Course Work and Grading:

Students will be responsible for giving two classes towards the end of the semester based on reading material provided by the instructor.

Tentative Course Outline:

  1. PDEs for Single Particle Motion

    1. Diffusion Equation

      1. First passage times to reach a small target (matched asymptotic expansions).

      2. Simulating exact first passage time statistics with the Walk on Spheres method.

      3. Inhibition and diffusion gradients.

      4. Asymptotic limit of fluctuating boundary conditions; the Robin boundary condition.

    2. Fokker-Planck Equation for Drift-Diffusion

      1. First passage times to reach a small target (matched asymptotic expansions).

      2. The Robin boundary condition as the limit of a steep potential barrier.

    3. Kramers Equation

      1. Diffusion and Fokker-Planck equation as overdamped limits.

      2. Boundary Conditions for the Kramers equation and overdamped limits.

  2. PDEs for Electrophysiology

    1. Cable and Hodgkin-Huxley Equations

      1. Physical derivation.

      2. Phase plane analysis.

      3. Singular perturbation traveling wave analysis.

      4. Numerical solution of the Hodgkin-Huxley PDE model on branching trees.

    2. Bidomain Equations

      1. Cardiac excitation models.

      2. Formulation of the Bidomain equations.

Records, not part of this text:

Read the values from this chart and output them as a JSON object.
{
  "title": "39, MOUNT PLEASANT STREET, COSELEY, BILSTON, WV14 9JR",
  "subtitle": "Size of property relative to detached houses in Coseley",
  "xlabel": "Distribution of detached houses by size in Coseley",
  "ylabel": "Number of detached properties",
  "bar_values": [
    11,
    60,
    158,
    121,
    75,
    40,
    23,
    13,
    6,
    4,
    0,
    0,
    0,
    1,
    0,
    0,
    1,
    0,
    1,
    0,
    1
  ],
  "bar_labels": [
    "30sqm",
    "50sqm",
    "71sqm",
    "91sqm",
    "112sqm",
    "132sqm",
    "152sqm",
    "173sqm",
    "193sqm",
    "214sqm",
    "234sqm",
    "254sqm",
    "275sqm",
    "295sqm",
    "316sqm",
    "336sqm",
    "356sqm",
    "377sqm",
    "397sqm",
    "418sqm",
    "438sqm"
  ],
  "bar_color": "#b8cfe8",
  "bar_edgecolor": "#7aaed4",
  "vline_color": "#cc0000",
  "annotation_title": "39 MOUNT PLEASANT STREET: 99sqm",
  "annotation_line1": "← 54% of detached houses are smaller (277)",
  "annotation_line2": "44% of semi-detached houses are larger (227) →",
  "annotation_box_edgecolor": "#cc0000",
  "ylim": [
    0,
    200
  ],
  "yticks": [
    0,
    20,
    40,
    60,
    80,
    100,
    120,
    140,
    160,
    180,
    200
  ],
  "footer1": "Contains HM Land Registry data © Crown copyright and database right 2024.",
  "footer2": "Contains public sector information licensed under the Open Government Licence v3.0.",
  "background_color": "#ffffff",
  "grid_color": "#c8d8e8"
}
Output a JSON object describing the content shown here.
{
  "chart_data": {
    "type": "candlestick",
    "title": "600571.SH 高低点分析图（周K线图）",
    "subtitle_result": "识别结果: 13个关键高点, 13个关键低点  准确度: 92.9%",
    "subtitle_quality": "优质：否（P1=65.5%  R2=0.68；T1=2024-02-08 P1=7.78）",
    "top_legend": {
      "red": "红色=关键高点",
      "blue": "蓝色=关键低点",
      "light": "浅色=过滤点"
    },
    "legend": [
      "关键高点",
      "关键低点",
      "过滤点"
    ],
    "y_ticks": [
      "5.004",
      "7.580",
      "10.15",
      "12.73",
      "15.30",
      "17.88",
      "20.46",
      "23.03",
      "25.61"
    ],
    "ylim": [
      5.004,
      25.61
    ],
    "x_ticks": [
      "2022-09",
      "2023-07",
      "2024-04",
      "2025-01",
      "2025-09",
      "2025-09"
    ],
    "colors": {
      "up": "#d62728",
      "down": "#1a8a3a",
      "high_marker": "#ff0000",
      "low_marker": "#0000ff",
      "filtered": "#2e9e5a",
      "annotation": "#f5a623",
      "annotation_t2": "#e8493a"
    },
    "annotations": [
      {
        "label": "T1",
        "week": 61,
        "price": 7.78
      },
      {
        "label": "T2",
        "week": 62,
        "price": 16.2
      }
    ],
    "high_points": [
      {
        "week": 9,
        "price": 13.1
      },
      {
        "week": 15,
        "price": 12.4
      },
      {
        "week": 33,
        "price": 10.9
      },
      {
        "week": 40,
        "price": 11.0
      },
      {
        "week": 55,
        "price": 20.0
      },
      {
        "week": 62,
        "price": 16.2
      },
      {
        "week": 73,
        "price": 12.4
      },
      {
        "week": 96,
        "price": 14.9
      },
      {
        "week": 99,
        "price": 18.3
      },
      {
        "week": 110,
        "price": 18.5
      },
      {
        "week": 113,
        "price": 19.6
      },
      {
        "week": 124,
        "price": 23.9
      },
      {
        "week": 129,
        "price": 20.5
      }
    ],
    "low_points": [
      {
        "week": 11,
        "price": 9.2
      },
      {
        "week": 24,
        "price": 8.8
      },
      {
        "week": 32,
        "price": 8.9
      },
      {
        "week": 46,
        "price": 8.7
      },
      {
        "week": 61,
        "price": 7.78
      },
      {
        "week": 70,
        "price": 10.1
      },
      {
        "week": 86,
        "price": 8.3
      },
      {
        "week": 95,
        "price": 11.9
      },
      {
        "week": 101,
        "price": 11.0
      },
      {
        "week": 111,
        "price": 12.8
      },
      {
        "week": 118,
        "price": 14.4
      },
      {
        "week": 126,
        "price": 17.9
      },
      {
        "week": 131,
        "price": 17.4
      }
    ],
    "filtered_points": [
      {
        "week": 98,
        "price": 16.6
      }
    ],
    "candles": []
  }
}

      3. Numerical Methods for solving the Bidomain equations.

      4. Asymptotic homogenization methods for deriving the bidomain PDEs from single-cell models.

      5. Methods for incorporating the effect of gap junctions and fiber architecture of the heart.

    3. General Electrodiffusion Models Based on the Poisson-Nernst-Planck Equation.

      1. Well-posedness, existence, and uniqueness.

      2. Electroneutrality.

      3. Numerical methods for solving PNP-based models.

  3. PDEs for Fluid-Structure Interaction (Time-Permitting)

    1. The Immersed Boundary Equations for viscous fluids (Navier-Stokes equations) coupled to immersed elastic structures.

    2. The Immersed Boundary Method for solving the Immersed Boundary equations.

Prerequisites:

Undergraduate level linear algebra, ODEs and PDEs. Basic graduate real analysis and PDEs could be helpful for some topics but is not required.